Rishi Sunak’s wife, Akshata Murthy, has defended her non-domicile status after it was claimed she could have saved millions by not paying UK tax on foreign income. Non-dom usually implies that her permanent home is considered outside of the UK and, although she is still liable for UK tax on income made in this country, she does not have to pay UK tax on foreign income unless it is brought into the UK. This is completely legal and the UK Chancellor’s multi-millionaire wife, (her father is NR Narayana Murthy, the Indian billionaire who founded Infosys), has apparently always paid UK taxes on her UK income. Her stake in Infosys is believed to be worth more than US$ 650 million and she is reported to be a director of capital and private equity firm Catamaran Ventures, gym chain Digme Fitness, and gentlemen’s outfitters New and Lingwood. Earlier in the Ukraine crisis, Rishi Sunak’s advice that firms should pull out of Russia, although Infosys continued to operate in Moscow for more than a month after the war started. The week ended with further bad news for the Chancellor when it was confirmed that he had held a US Green Card for the past eight years.

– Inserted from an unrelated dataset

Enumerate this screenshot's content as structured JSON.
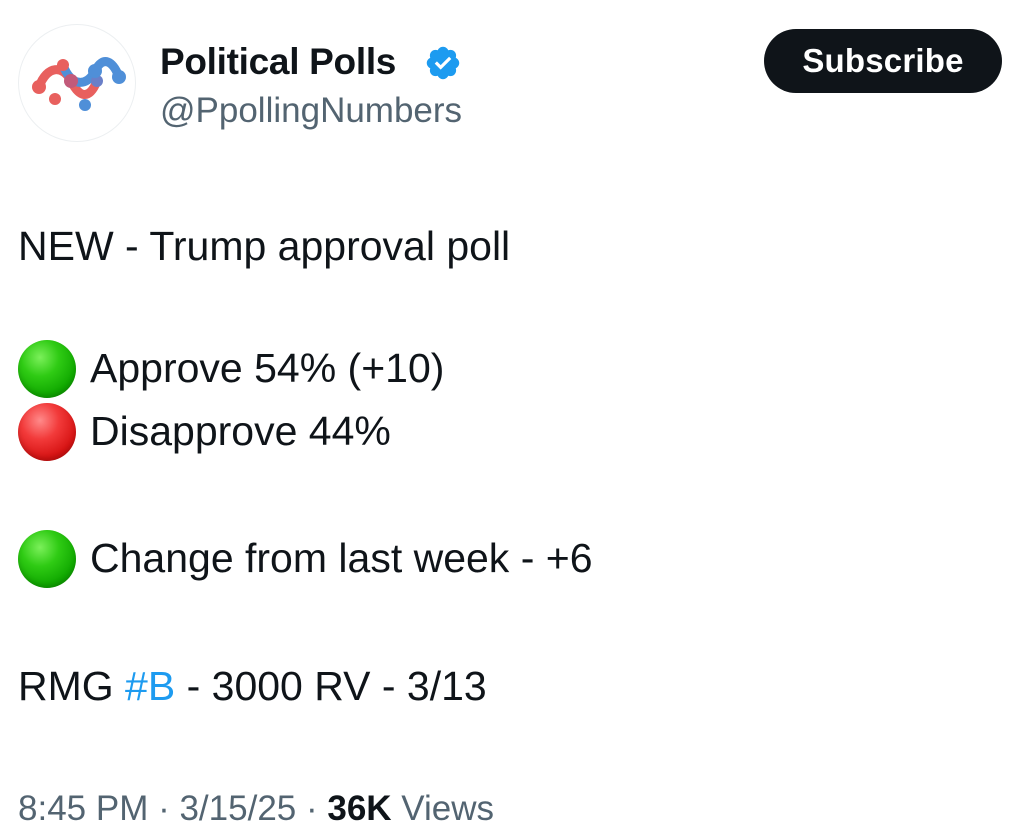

The average UK company – along with others across the globe – are facing tough economic times. Wednesday saw Rishi Sunak’s US$ 7.8 billion rise in National Insurance come into effect. Add in inflation rates at their highest rate in forty years, pushing up prices relentlessly, along with surging energy prices that in some cases have skyrocketed 250%, then it is obvious that worse is to come. Many firms made it through the pandemic because of government support packages such as furlough, tax reliefs and a moratorium on landlords being able to evict businesses due to rent arrears. At the onset of the pandemic, inflation was well below the 2.0% BoE target and energy prices had remained flat for some time. February saw a doubling of county court judgements against firms, as well as the number of insolvencies 23% higher than the same month in 2021. There is no doubt that we are in a period of some calm before the inevitable storm and this despite 500k businesses benefitting from a US$ 1.3k tax cut, now being able to claim US$ 6.5k, rather than the US$ 5.2k earlier, a 50% business rate relief, a record fuel duty reduction and the super-deduction, the largest two-year business tax cut in history. However, with inflation only going way – and that is higher – supply chain problems not going away, less consumer spending, more tax, higher mortgage rates and the Ukraine war set to continue, it is time to Batten Down the Hatches!